Lovejoy: How does SITU Studio approach image-making in their piece Euromaidan Event Reconstruction?

Ditner: SITU is an architecture and design studio in Brooklyn. An increasingly important branch of their work focuses on spatial and forensic analysis in the service of human rights investigations. Euromaidan Event Reconstruction (2017) relates to the protests demanding re-integration with the EU that took place in central Kiev, Ukraine between November 2013 and February 2014. On February 20, approximately forty-seven civilians were killed. SITU worked with the Ukrainian legal team representing civilian families to reconstruct the events for court. SITU worked with Carnegie Mellon’s Center for Human Rights Science to analyze over sixty-five hours of video captured by closed-circuit television cameras, protesters, citizen journalists, and news broadcasts. The reconstruction employs video footage, digital models, medical reports, and a host of other relevant data to assess whether the Ukrainian military coordinated to fire on the unarmed protesters.

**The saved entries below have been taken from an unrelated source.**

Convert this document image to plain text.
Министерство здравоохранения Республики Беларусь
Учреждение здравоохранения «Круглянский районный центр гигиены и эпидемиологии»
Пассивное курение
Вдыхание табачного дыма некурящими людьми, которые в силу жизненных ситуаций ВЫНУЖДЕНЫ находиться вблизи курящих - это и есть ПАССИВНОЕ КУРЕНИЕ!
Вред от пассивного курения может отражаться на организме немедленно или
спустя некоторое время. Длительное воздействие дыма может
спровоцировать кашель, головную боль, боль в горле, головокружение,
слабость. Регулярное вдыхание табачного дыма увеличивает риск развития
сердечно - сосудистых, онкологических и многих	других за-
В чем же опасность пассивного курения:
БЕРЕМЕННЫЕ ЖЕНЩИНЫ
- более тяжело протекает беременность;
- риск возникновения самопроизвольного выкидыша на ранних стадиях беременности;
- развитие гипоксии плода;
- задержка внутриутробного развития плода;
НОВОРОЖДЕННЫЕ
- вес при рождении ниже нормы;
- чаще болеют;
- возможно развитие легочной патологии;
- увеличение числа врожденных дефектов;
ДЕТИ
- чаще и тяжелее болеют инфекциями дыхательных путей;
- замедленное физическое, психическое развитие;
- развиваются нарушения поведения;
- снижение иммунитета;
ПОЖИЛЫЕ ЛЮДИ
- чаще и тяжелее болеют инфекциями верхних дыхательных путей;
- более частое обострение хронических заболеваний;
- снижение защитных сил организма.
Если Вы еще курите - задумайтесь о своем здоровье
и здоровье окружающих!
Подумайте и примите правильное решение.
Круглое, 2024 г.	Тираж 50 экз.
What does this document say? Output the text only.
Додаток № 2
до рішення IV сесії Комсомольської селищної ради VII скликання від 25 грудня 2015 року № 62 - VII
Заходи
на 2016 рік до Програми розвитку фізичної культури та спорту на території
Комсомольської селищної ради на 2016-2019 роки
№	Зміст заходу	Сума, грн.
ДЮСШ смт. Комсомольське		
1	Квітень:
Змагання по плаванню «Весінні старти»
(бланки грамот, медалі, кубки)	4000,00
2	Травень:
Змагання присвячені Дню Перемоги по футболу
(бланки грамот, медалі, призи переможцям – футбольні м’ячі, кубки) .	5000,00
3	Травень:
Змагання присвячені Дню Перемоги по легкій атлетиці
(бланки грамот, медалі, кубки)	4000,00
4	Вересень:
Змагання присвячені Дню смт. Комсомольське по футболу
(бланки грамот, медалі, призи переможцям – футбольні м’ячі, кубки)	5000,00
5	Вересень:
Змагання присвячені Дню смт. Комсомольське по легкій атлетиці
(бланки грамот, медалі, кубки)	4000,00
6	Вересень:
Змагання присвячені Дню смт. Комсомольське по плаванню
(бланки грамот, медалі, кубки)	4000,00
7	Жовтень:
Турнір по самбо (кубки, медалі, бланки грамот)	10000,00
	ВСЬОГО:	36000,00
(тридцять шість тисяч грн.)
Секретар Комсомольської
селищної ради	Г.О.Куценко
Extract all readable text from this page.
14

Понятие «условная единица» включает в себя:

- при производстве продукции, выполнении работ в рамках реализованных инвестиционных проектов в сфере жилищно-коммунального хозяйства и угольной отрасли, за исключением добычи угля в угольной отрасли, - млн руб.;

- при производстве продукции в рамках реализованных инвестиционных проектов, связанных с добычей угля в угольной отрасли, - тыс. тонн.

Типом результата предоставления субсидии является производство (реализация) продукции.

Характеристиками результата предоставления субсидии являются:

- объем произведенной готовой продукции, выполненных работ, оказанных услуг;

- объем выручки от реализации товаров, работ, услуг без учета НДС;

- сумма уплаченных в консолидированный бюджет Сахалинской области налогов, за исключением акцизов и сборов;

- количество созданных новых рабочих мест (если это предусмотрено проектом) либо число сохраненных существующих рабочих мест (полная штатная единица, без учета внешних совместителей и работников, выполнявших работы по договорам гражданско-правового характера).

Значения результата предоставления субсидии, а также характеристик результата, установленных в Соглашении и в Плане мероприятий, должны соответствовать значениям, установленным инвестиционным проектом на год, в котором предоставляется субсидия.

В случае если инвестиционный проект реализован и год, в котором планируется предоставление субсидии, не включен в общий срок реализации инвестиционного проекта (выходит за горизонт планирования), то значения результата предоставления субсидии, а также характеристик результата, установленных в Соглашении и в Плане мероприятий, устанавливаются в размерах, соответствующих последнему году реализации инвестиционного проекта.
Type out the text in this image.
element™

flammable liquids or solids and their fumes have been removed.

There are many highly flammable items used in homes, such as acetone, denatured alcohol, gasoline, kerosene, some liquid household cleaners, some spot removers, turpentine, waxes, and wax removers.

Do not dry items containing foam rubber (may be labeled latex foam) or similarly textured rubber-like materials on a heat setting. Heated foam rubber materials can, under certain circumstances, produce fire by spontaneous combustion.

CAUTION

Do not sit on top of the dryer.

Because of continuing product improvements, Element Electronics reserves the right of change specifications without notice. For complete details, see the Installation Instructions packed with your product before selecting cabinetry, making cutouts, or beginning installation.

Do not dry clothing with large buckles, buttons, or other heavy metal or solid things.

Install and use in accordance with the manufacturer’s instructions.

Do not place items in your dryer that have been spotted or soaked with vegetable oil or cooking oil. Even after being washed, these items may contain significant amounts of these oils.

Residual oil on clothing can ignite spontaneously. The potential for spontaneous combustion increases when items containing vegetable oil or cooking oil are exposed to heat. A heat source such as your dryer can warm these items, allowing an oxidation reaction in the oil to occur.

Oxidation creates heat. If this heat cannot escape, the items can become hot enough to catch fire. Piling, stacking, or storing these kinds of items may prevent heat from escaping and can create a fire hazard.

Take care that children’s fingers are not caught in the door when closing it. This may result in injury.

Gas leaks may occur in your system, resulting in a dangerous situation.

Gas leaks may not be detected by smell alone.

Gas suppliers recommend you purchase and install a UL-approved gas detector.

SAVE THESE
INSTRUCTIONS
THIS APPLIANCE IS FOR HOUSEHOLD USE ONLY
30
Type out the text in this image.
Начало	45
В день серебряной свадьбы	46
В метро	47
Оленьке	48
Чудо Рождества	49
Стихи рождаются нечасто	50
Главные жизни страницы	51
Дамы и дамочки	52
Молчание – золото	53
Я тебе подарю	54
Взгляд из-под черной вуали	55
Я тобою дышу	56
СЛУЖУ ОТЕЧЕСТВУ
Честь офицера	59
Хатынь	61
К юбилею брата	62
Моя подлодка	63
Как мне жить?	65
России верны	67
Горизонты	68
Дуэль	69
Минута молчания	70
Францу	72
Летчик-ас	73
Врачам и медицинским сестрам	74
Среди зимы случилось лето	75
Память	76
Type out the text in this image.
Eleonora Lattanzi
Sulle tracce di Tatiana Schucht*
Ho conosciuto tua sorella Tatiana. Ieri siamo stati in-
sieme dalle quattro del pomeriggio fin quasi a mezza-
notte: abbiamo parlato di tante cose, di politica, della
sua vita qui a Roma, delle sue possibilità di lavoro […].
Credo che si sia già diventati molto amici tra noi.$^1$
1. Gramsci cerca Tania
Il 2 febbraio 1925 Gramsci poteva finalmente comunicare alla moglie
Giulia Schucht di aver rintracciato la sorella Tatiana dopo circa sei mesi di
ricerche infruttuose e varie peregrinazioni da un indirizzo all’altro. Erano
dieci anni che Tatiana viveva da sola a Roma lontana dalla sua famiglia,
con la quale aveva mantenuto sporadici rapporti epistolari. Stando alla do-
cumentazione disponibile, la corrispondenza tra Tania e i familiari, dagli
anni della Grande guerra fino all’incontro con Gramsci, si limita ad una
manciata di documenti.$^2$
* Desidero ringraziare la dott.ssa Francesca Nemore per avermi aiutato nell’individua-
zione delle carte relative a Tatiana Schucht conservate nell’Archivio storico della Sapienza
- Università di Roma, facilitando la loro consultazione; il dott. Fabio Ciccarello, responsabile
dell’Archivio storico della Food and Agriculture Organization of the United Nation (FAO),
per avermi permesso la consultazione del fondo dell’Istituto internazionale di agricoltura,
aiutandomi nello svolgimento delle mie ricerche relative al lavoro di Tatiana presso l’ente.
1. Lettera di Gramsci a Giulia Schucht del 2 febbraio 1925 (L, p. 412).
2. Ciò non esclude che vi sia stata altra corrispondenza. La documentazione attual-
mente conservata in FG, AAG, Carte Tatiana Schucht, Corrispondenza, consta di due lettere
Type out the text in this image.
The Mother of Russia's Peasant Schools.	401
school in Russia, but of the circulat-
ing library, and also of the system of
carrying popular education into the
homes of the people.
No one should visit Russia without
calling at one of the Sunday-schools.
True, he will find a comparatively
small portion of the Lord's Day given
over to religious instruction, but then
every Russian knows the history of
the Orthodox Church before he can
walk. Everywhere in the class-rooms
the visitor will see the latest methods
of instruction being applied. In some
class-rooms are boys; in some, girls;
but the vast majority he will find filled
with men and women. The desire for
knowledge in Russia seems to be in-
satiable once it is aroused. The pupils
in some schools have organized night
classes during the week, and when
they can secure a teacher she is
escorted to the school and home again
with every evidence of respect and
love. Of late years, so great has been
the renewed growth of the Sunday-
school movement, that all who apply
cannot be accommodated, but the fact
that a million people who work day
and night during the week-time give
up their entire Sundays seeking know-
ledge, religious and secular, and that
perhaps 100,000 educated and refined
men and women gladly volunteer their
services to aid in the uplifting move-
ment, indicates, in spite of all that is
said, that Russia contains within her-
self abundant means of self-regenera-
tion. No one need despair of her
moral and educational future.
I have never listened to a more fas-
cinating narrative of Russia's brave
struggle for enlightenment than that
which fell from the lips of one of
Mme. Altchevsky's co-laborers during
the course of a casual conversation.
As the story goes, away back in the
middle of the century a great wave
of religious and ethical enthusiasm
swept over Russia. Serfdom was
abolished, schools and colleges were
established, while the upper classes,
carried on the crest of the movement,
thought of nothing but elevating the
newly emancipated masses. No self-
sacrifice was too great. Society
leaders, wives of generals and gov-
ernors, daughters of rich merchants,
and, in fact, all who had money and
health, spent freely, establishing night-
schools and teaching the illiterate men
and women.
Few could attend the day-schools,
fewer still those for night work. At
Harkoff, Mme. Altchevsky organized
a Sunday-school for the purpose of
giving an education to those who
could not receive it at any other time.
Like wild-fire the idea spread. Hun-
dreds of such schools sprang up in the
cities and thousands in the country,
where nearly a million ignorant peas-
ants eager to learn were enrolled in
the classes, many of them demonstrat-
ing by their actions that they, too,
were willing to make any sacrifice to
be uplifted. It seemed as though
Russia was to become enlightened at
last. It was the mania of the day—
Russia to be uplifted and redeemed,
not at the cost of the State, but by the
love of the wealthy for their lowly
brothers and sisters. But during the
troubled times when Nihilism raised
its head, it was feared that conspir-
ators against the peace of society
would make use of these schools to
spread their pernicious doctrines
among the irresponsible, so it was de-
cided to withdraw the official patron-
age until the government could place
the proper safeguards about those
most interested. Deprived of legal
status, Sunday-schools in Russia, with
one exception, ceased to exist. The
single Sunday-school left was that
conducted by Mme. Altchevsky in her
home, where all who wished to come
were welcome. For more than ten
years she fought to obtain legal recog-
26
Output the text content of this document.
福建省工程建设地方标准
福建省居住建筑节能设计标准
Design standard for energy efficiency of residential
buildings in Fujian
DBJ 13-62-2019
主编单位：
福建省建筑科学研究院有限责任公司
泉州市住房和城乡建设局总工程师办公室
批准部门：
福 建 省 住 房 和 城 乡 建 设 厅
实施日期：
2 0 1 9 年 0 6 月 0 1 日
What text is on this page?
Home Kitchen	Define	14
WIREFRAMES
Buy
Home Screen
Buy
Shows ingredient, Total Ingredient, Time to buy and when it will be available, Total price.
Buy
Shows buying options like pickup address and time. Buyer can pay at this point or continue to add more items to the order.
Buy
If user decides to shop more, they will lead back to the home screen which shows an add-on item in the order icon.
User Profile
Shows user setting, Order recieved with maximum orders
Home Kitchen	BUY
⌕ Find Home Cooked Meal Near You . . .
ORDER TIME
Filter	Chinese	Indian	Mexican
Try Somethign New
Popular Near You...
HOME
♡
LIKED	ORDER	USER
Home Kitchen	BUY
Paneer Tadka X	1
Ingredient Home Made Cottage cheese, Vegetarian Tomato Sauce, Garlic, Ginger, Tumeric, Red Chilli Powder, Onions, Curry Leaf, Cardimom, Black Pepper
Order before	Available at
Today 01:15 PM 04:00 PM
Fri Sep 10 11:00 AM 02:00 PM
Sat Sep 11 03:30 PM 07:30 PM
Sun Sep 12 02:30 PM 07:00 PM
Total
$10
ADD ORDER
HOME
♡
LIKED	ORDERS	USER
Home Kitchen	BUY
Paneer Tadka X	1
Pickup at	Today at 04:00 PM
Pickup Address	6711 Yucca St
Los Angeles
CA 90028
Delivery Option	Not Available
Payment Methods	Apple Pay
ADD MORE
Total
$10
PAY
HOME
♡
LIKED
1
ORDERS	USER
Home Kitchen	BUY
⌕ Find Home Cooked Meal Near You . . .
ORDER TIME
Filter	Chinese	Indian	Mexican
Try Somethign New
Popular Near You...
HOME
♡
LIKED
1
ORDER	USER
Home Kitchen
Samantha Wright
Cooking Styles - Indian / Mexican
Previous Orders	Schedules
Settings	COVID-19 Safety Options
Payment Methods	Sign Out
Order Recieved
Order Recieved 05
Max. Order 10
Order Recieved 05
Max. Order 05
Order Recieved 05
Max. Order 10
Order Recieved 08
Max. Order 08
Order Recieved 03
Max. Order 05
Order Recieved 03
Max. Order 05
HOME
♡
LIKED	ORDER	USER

The material has been partially redacted as the case in ongoing, as part of a long series of trials prosecuting former Ukrainian President Viktor Yanukovych.

Extracting data from these videos and spatial analysis of the surrounding environment challenges conventional definitions of war photography, and in many ways, limits and definitions of photography itself.  

Before the Event/After the Fact: Contemporary Perspectives on War is on view at the Yale University Art Gallery through December 31, 2017.